Del mismo modo, todavía espero encontrar una película soviética (entre las conocidas, no me refiero a Abram Room), que sea no ya realista, sino siquiera un reflejo aproximado y no totalmente distorsionado y embellecido de la realidad contemporánea circundante, salvo las de Dziga Vertov, y eso al principio de su carrera (luego es ya un cantor de Lenin, Stalin y compañía). Por lo demás, difícil será que apreciemos el cine ruso de varios decenios si nos invitan a valorarlo por su supuesto realismo, cuando sus virtudes reales eran más bien líricas, plásticas y, sobre todo, épicas.

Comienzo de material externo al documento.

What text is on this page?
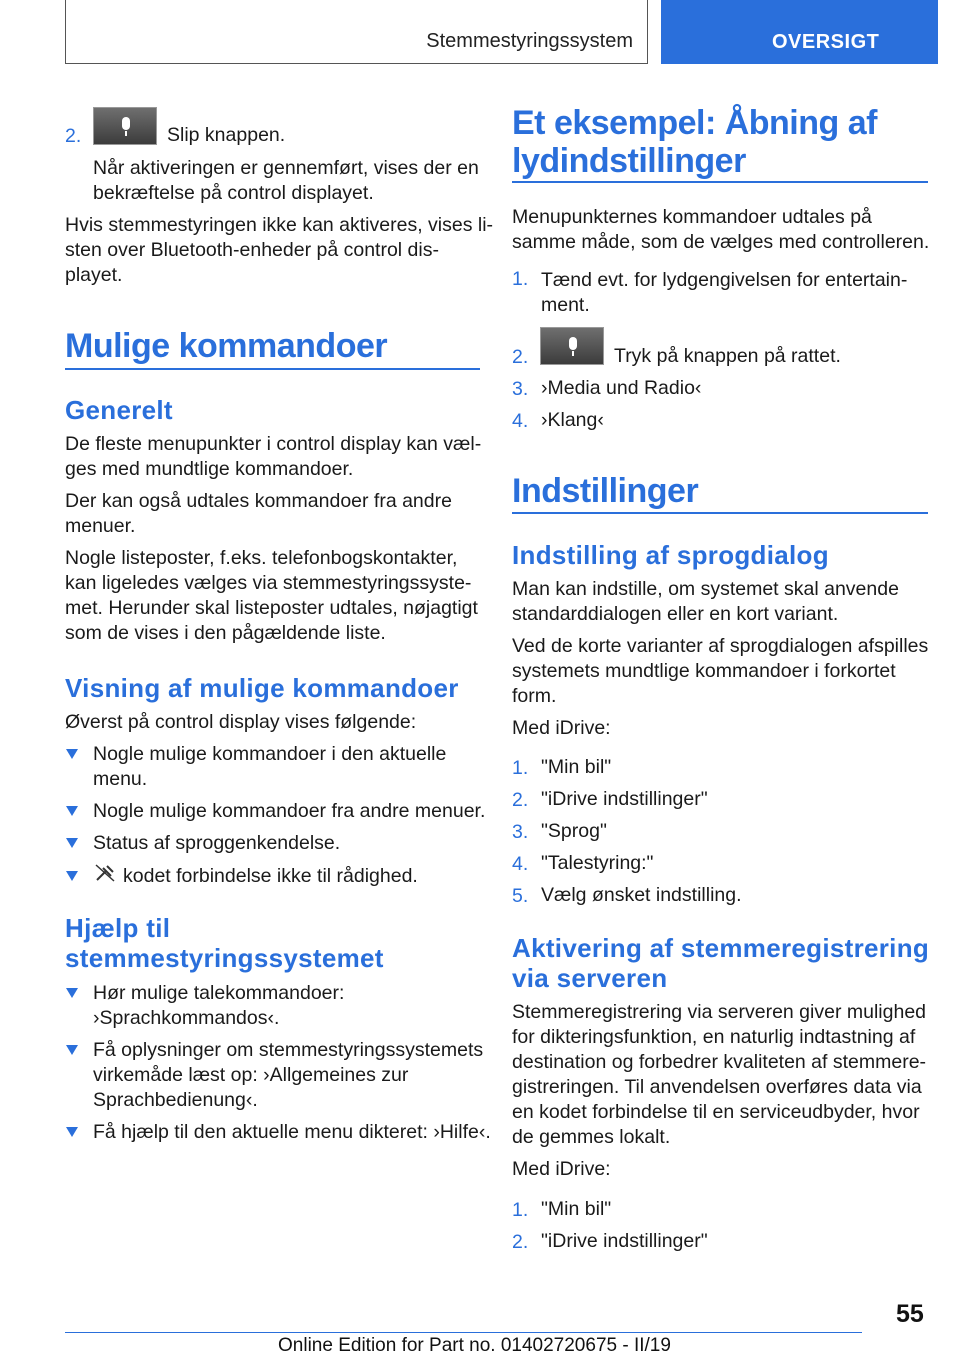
Stemmestyringssystem	OVERSIGT
2.	Slip knappen.
Når aktiveringen er gennemført, vises der en
bekræftelse på control displayet.
Hvis stemmestyringen ikke kan aktiveres, vises li-
sten over Bluetooth-enheder på control dis-
playet.
Mulige kommandoer
Generelt
De fleste menupunkter i control display kan væl-
ges med mundtlige kommandoer.
Der kan også udtales kommandoer fra andre
menuer.
Nogle listeposter, f.eks. telefonbogskontakter,
kan ligeledes vælges via stemmestyringssyste-
met. Herunder skal listeposter udtales, nøjagtigt
som de vises i den pågældende liste.
Visning af mulige kommandoer
Øverst på control display vises følgende:
Nogle mulige kommandoer i den aktuelle
menu.
Nogle mulige kommandoer fra andre menuer.
Status af sproggenkendelse.
kodet forbindelse ikke til rådighed.
Hjælp til
stemmestyringssystemet
Hør mulige talekommandoer:
›Sprachkommandos‹.
Få oplysninger om stemmestyringssystemets
virkemåde læst op: ›Allgemeines zur
Sprachbedienung‹.
Få hjælp til den aktuelle menu dikteret: ›Hilfe‹.
Et eksempel: Åbning af
lydindstillinger
Menupunkternes kommandoer udtales på
samme måde, som de vælges med controlleren.
1. Tænd evt. for lydgengivelsen for entertain-
ment.
2.	Tryk på knappen på rattet.
3. ›Media und Radio‹
4. ›Klang‹
Indstillinger
Indstilling af sprogdialog
Man kan indstille, om systemet skal anvende
standarddialogen eller en kort variant.
Ved de korte varianter af sprogdialogen afspilles
systemets mundtlige kommandoer i forkortet
form.
Med iDrive:
1. "Min bil"
2. "iDrive indstillinger"
3. "Sprog"
4. "Talestyring:"
5. Vælg ønsket indstilling.
Aktivering af stemmeregistrering
via serveren
Stemmeregistrering via serveren giver mulighed
for dikteringsfunktion, en naturlig indtastning af
destination og forbedrer kvaliteten af stemmere-
gistreringen. Til anvendelsen overføres data via
en kodet forbindelse til en serviceudbyder, hvor
de gemmes lokalt.
Med iDrive:
1. "Min bil"
2. "iDrive indstillinger"
55
Online Edition for Part no. 01402720675 - II/19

Nous ne vieillirons pas ensemble

De modo que hay mucho por hacer y de una doble naturaleza, si queremos llegar a conocer nuestro gran cine europeo. Por un lado, una ingente tarea de demolición de tópicos, convenciones, ideas recibidas y engullidas sin someterlas a un análisis que no resistirían, y que se han convertido en muros, vallas y barreras que dificultan y estorban la visión y el ineludible ejercicio de relacionar y comparar unas películas con otras; por otro, la de rescatar del olvido las obras que merecen ser conocidas o repuestas en el lugar destacado que les corresponde, restaurándolas y devolviéndolas a la vida, es decir, poniéndolas a circular en todos los países de Europa, y luego fuera de nuestro continente, explorando además los rincones más desconocidos de Europa, desde Portugal e Irlanda hasta Austria y Finlandia, sin limitarse a los que son, o fueron en algún momento, cuantitativamente, los grandes productores.

Conviene que nos demos algo de prisa en acometer la empresa, antes de que el cine europeo haya dejado de existir y sea una mera sucursal del cine americano o de que, en nombre de la Unión, dejen de existir quince o veinte cines nacionales, con sus correspondientes rasgos respectivos, y pase por cine europeo un fantasma irreconocible como propio.